As the prevalence of cardiometabolic multimorbidity continues to rise, frameworks that center on metabolic dysfunction may help bridge gaps between specialties and support more individualized, prevention-oriented care. While further work is needed to translate these concepts into routine clinical workflows, adopting a metabolic-centric view represents a necessary step toward more integrated and forward-looking management of complex cardiometabolic disease.

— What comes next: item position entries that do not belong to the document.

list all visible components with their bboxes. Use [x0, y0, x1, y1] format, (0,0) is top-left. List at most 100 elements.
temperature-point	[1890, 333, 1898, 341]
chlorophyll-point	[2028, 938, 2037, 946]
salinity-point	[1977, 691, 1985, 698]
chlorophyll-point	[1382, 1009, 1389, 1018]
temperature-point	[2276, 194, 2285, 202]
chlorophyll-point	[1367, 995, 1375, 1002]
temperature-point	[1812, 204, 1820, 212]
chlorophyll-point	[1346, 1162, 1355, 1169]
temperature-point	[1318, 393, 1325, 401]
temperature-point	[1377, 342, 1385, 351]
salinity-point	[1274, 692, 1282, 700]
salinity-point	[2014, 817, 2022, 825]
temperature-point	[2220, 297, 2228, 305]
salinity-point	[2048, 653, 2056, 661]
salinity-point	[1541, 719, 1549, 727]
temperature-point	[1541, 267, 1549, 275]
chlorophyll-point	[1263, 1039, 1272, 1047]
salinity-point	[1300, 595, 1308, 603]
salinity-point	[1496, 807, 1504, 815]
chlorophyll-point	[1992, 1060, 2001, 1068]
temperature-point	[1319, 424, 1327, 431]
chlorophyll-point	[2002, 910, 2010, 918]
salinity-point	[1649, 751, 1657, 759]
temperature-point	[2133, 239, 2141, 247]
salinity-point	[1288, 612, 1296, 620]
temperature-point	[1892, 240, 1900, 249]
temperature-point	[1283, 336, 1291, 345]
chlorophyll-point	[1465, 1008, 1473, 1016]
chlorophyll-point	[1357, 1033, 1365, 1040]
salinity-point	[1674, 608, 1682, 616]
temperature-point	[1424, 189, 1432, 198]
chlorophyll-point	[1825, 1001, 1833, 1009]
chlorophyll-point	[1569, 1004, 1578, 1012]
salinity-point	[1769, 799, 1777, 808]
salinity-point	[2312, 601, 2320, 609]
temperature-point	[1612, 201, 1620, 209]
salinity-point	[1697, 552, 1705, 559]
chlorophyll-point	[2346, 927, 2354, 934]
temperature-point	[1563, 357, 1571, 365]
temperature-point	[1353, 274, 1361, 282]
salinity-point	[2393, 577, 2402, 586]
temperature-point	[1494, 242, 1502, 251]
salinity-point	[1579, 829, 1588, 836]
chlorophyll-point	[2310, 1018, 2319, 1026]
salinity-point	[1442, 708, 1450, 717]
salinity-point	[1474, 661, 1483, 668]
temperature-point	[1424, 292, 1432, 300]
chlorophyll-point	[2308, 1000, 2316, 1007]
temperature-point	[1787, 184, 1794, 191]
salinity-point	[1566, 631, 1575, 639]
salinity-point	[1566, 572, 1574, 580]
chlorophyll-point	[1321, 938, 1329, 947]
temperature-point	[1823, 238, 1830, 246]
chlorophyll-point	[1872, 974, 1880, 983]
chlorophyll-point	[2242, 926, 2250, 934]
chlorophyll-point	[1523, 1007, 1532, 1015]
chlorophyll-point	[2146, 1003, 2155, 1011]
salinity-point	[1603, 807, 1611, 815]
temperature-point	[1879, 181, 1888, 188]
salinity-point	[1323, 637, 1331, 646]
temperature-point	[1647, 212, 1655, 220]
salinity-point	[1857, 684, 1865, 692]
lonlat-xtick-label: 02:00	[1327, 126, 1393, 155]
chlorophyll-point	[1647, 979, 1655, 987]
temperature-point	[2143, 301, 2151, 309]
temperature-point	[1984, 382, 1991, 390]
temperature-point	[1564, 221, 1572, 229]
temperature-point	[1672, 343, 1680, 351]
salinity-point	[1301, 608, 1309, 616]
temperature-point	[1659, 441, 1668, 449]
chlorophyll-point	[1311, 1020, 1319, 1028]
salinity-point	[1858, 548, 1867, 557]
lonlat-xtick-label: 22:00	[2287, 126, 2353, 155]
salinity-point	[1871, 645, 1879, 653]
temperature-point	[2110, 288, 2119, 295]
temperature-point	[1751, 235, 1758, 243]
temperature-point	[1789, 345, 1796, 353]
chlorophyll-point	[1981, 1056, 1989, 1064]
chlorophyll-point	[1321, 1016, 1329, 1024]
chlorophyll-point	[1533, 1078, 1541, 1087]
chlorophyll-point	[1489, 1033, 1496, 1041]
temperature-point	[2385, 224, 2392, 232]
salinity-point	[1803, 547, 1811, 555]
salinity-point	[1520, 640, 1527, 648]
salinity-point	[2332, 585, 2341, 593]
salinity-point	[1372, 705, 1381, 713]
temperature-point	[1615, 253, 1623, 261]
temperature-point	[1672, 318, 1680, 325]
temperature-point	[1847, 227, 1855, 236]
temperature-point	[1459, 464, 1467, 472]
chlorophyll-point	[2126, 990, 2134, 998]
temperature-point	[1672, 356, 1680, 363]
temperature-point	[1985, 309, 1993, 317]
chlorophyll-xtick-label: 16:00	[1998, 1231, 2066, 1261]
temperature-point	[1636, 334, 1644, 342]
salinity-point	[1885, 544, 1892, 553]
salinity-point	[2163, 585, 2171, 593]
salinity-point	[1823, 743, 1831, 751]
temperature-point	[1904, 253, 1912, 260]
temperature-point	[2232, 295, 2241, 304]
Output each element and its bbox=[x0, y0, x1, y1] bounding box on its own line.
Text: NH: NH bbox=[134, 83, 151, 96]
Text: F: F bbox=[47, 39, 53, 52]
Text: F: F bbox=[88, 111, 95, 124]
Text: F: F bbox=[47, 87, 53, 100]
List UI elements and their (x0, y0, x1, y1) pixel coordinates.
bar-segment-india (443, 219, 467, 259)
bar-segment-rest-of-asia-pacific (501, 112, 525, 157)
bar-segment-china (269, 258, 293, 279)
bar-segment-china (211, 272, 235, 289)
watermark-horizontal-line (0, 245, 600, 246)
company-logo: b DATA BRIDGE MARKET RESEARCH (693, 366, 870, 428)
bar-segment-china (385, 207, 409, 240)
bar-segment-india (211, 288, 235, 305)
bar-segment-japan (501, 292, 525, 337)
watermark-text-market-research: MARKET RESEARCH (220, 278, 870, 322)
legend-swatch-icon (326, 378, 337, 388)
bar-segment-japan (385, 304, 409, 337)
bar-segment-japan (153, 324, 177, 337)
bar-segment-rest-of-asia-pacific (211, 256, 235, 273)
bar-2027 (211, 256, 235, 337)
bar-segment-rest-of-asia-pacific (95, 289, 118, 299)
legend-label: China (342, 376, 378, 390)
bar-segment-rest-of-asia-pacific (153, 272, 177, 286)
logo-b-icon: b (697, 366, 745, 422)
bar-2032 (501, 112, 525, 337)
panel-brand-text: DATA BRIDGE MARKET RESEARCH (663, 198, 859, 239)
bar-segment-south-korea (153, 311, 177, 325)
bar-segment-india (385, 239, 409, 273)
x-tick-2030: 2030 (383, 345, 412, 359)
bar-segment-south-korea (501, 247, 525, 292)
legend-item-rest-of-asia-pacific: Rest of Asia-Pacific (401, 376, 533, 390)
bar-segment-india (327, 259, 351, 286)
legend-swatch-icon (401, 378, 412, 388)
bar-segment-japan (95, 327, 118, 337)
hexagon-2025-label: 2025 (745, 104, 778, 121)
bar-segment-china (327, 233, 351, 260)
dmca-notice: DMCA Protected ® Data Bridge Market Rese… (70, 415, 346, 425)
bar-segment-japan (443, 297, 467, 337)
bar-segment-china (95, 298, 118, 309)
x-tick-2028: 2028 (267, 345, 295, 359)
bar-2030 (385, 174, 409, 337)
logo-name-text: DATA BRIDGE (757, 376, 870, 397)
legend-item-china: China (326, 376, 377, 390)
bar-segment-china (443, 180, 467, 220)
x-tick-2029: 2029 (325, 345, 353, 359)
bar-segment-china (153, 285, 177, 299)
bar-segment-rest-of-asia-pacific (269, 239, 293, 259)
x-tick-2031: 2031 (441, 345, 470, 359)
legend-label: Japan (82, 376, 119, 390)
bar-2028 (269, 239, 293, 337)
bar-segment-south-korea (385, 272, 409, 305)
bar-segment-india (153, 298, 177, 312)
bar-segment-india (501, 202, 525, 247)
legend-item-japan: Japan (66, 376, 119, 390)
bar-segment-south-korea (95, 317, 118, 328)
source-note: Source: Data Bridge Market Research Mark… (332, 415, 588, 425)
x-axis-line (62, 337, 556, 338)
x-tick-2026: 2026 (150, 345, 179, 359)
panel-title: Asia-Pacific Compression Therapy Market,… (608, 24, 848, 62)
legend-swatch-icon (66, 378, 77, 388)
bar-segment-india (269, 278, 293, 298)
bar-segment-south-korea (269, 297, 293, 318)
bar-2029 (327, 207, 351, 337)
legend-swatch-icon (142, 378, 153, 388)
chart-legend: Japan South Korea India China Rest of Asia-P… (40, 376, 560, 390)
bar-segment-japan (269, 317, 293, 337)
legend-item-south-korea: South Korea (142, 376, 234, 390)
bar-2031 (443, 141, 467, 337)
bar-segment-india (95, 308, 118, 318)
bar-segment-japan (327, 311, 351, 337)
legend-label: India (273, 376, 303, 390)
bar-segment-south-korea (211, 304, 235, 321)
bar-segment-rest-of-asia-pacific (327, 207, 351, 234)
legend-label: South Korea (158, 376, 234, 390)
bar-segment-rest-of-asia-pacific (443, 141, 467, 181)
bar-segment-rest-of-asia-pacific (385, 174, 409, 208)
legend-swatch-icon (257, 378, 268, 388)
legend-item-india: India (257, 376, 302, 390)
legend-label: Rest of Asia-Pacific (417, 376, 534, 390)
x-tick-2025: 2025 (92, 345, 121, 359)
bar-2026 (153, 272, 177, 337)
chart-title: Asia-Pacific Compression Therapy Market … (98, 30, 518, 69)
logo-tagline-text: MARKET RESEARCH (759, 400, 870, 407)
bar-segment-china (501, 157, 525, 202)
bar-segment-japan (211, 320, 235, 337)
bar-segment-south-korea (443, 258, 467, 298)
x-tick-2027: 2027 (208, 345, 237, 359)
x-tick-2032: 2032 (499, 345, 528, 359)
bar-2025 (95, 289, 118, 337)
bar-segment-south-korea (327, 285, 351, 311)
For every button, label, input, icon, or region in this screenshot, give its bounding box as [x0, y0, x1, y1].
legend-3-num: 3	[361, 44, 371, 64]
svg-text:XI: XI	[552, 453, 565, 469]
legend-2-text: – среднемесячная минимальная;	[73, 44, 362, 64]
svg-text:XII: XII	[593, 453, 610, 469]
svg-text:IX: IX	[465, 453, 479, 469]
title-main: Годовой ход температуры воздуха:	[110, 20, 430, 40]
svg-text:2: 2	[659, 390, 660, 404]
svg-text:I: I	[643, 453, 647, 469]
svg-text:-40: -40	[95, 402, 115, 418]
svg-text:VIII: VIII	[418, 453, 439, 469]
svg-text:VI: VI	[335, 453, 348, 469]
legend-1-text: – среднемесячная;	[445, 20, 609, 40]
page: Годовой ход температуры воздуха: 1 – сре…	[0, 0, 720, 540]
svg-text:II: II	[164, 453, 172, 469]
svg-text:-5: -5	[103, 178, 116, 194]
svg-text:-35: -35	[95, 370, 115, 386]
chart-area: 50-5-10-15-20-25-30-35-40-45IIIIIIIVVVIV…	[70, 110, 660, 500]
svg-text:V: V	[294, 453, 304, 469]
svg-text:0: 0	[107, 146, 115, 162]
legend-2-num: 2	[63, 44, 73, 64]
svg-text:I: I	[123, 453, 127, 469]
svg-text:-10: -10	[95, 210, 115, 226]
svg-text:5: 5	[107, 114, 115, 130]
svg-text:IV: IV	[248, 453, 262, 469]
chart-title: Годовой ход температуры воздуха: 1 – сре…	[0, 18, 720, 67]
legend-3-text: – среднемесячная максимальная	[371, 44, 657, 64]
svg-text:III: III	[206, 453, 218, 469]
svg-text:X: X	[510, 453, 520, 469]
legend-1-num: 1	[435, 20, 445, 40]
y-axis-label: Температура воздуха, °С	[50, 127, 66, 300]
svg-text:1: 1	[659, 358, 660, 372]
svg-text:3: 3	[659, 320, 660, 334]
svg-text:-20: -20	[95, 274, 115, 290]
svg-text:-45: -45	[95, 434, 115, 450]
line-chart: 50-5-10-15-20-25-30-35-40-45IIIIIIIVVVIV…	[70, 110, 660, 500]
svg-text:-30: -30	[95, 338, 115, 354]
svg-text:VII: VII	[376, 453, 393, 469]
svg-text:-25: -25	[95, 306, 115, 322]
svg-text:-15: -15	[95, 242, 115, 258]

6. Limitations and Future Directions
This review has several limitations. First, its narrative design, while suitable for conceptual integration across heterogeneous evidence, lacks the quantitative rigor of a systematic review or meta-analysis. Despite the structured search strategy and PRISMA-guided selection, the synthesis remains interpretive, and causal inferences regarding shared metabolic mechanisms across organ systems cannot be firmly established. Second, much of the evidence underpinning the CRHM framework derives from observational studies, post hoc analyses, and heterogeneous meta-analyses. Although these consistently demonstrate parallel multisystem involvement, residual confounding and uncertainty regarding the temporal sequencing of organ dysfunction persist. It therefore remains unclear whether specific organ manifestations represent primary drivers, downstream consequences, or markers of cumulative metabolic burden. Finally, the reviewed literature predominantly reflects adult populations from high- and middle-income settings, with limited representation of pediatric populations, diverse ethnic groups, and low-resource environments. Future research should prioritize prospective validation of integrated metabolic biomarkers, development of CRHM-oriented risk prediction tools, and clinical trials specifically designed to assess predefined multisystem outcomes. These efforts will be critical for translating metabolic-centric frameworks into routine clinical practice and precision prevention strategies.